At 11/2/12 06:42 AM, Dean wrote:
What are some examples of video games or series that you've heard of but know very little about yet still seem interesting?
Sadly I find it hard to think of any as I usually watch youtube videos of gameplay a lot and whenever I tend to think of some game I wished I had I go and watch a longplay of it etc. But I suppose Mass Effect may fit into the category to me as I haven't played those games and watched very little of it, yet people constantly go on about it either due to it being good or most likely due to them whining about the ending. Alas it isn't interesting enough to want to buy them though.
.hack was another series that always intrigued me, again because of the name. It's a pretty unique title for a video game series. Again I know very little about this series other than it has a really cool concept. It think it tried to create the feel of an MMO RPG despite it being a single player game. I'm not too sure how well that would work but it definitely sounds interesting and they're games that I'd love to try out at some point. Shame the games sell for so much now.

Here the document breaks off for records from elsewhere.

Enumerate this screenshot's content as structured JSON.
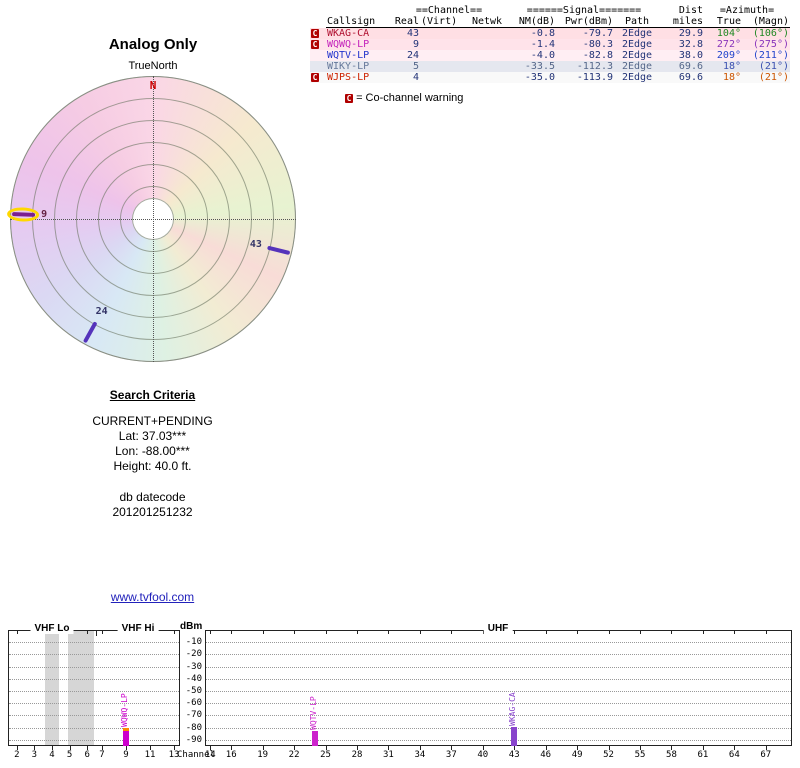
{
  "link": "www.tvfool.com",
  "search": {
    "heading": "Search Criteria",
    "mode": "CURRENT+PENDING",
    "lat": "Lat: 37.03***",
    "lon": "Lon: -88.00***",
    "height": "Height: 40.0 ft.",
    "db_label": "db datecode",
    "db_value": "201201251232"
  },
  "table": {
    "group_headers": {
      "channel": "==Channel==",
      "signal": "======Signal=======",
      "dist": "Dist",
      "azimuth": "=Azimuth="
    },
    "col_headers": [
      "Callsign",
      "Real",
      "(Virt)",
      "Netwk",
      "NM(dB)",
      "Pwr(dBm)",
      "Path",
      "miles",
      "True",
      "(Magn)"
    ],
    "rows": [
      {
        "co": true,
        "callsign": "WKAG-CA",
        "real": "43",
        "virt": "",
        "netwk": "",
        "nm": "-0.8",
        "pwr": "-79.7",
        "path": "2Edge",
        "miles": "29.9",
        "az_true": "104°",
        "az_magn": "(106°)",
        "bg": "#ffdfe4",
        "callsign_color": "#b01030",
        "value_color": "#223377",
        "az_color": "#1f8822"
      },
      {
        "co": true,
        "callsign": "WQWQ-LP",
        "real": "9",
        "virt": "",
        "netwk": "",
        "nm": "-1.4",
        "pwr": "-80.3",
        "path": "2Edge",
        "miles": "32.8",
        "az_true": "272°",
        "az_magn": "(275°)",
        "bg": "#ffe3ea",
        "callsign_color": "#c322bb",
        "value_color": "#223377",
        "az_color": "#8833bb"
      },
      {
        "co": false,
        "callsign": "WQTV-LP",
        "real": "24",
        "virt": "",
        "netwk": "",
        "nm": "-4.0",
        "pwr": "-82.8",
        "path": "2Edge",
        "miles": "38.0",
        "az_true": "209°",
        "az_magn": "(211°)",
        "bg": "#ffeef3",
        "callsign_color": "#2233cc",
        "value_color": "#223377",
        "az_color": "#2244cc"
      },
      {
        "co": false,
        "callsign": "WIKY-LP",
        "real": "5",
        "virt": "",
        "netwk": "",
        "nm": "-33.5",
        "pwr": "-112.3",
        "path": "2Edge",
        "miles": "69.6",
        "az_true": "18°",
        "az_magn": "(21°)",
        "bg": "#e5e7ef",
        "callsign_color": "#66789a",
        "value_color": "#55678a",
        "az_color": "#3a4fb0"
      },
      {
        "co": true,
        "callsign": "WJPS-LP",
        "real": "4",
        "virt": "",
        "netwk": "",
        "nm": "-35.0",
        "pwr": "-113.9",
        "path": "2Edge",
        "miles": "69.6",
        "az_true": "18°",
        "az_magn": "(21°)",
        "bg": "#f9f9f9",
        "callsign_color": "#cc2200",
        "value_color": "#223377",
        "az_color": "#cc5500"
      }
    ],
    "legend_marker": "C",
    "legend_text": "= Co-channel warning"
  },
  "chart_data": [
    {
      "type": "radar",
      "title": "Analog Only",
      "frame_label": "TrueNorth",
      "north_label": "N",
      "stations": [
        {
          "callsign": "WQWQ-LP",
          "channel": 9,
          "azimuth_true": 272,
          "highlighted": true,
          "color": "#7a1f8f",
          "label_color": "#662244"
        },
        {
          "callsign": "WKAG-CA",
          "channel": 43,
          "azimuth_true": 104,
          "highlighted": false,
          "color": "#5533bb",
          "label_color": "#333366"
        },
        {
          "callsign": "WQTV-LP",
          "channel": 24,
          "azimuth_true": 209,
          "highlighted": false,
          "color": "#5533bb",
          "label_color": "#333366"
        }
      ]
    },
    {
      "type": "bar",
      "ylabel": "dBm",
      "xlabel": "Channel",
      "ylim": [
        -95,
        0
      ],
      "yticks": [
        -10,
        -20,
        -30,
        -40,
        -50,
        -60,
        -70,
        -80,
        -90
      ],
      "bands": [
        {
          "label": "VHF Lo",
          "from": 2,
          "to": 6
        },
        {
          "label": "VHF Hi",
          "from": 7,
          "to": 13
        },
        {
          "label": "UHF",
          "from": 14,
          "to": 69
        }
      ],
      "xticks_vhf": [
        2,
        3,
        4,
        5,
        6,
        7,
        9,
        11,
        13
      ],
      "xticks_uhf": [
        14,
        16,
        19,
        22,
        25,
        28,
        31,
        34,
        37,
        40,
        43,
        46,
        49,
        52,
        55,
        58,
        61,
        64,
        67
      ],
      "bars": [
        {
          "callsign": "WQWQ-LP",
          "channel": 9,
          "dbm": -80.3,
          "color": "#cc00cc",
          "cap_color": "#ff8800"
        },
        {
          "callsign": "WQTV-LP",
          "channel": 24,
          "dbm": -82.8,
          "color": "#cc22cc"
        },
        {
          "callsign": "WKAG-CA",
          "channel": 43,
          "dbm": -79.7,
          "color": "#8844cc"
        }
      ],
      "shaded_ranges": [
        [
          3.6,
          4.4
        ],
        [
          4.9,
          6.4
        ]
      ]
    }
  ]
}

I have played the first series of games of .hack, there is also a second series .hack//G.U. but that wasn't released in Europe for some stupid reason. The anime .hack//SIGN is a prequel to the game series which adds more to it when it is played afterwards.
As for the game itself it is very good with how it handles the MMORPG aspect, you play the game from the protagonists desktop with the option of looking at emails, news, settings and the MMO itself 'The World' this way you actually log in to the game from this hub which is later used to interact with the other players via emails and see developments both irl and in the game over the news service as the shit starts to hit the fan. Then when inside The World you begin meeting other players who you share details with, and who you can ask to join your party if they are online and not bitchy, who have their own lives outside the game which comes across via emails and sometimes them being inactive or unavailable to team up with etc. for when they are at school and the like, keeping the setting well.
With the combat system they have you only able to ever control your character (Kite) first hand but have the option to give commands to your party members, for example telling one of them to heal or use certain abilities, or to give full party commands like run in and kill shit or be defensive, so they sort of go for a combat system based off MMO activity most notably raiding where you would have the raid leader saying what needs to be said but not everything sort of thing.
However they also did the negative aspects of MMORPGs, like having these fields and dungeons you go to to grind which are all basically in their own little pockets and have no great meaning. In RPGs whenever you go to a dungeon it is meant to do something important, either heading to somewhere story relevant or acquiring an artifact required to save the world etc. But in .hack they are just random places you go to to level up and get some gear. So these really get old after a while and make the game a bit lacking in replay-ability. However some of the dungeons you go to are story relevant as they are glitching and crashing due to the virus etc. so they are a lot more interesting. You can't really fault the game for doing the random dungeon element as it is exactly what 'The World' is meant to be like in the anime and manga etc. so people would bitch if they didn't do it, but when you are playing it as a single player game it does just make you wish you had real players to play with instead of the AI acting like real players. (Well except for the fact they tend not to whine endlessly if you don't do as they ask or die to a boss like real MMORPG players tend to do)
Also why did I go on to explain all that when it likely isn't interesting to read. Bored I guess.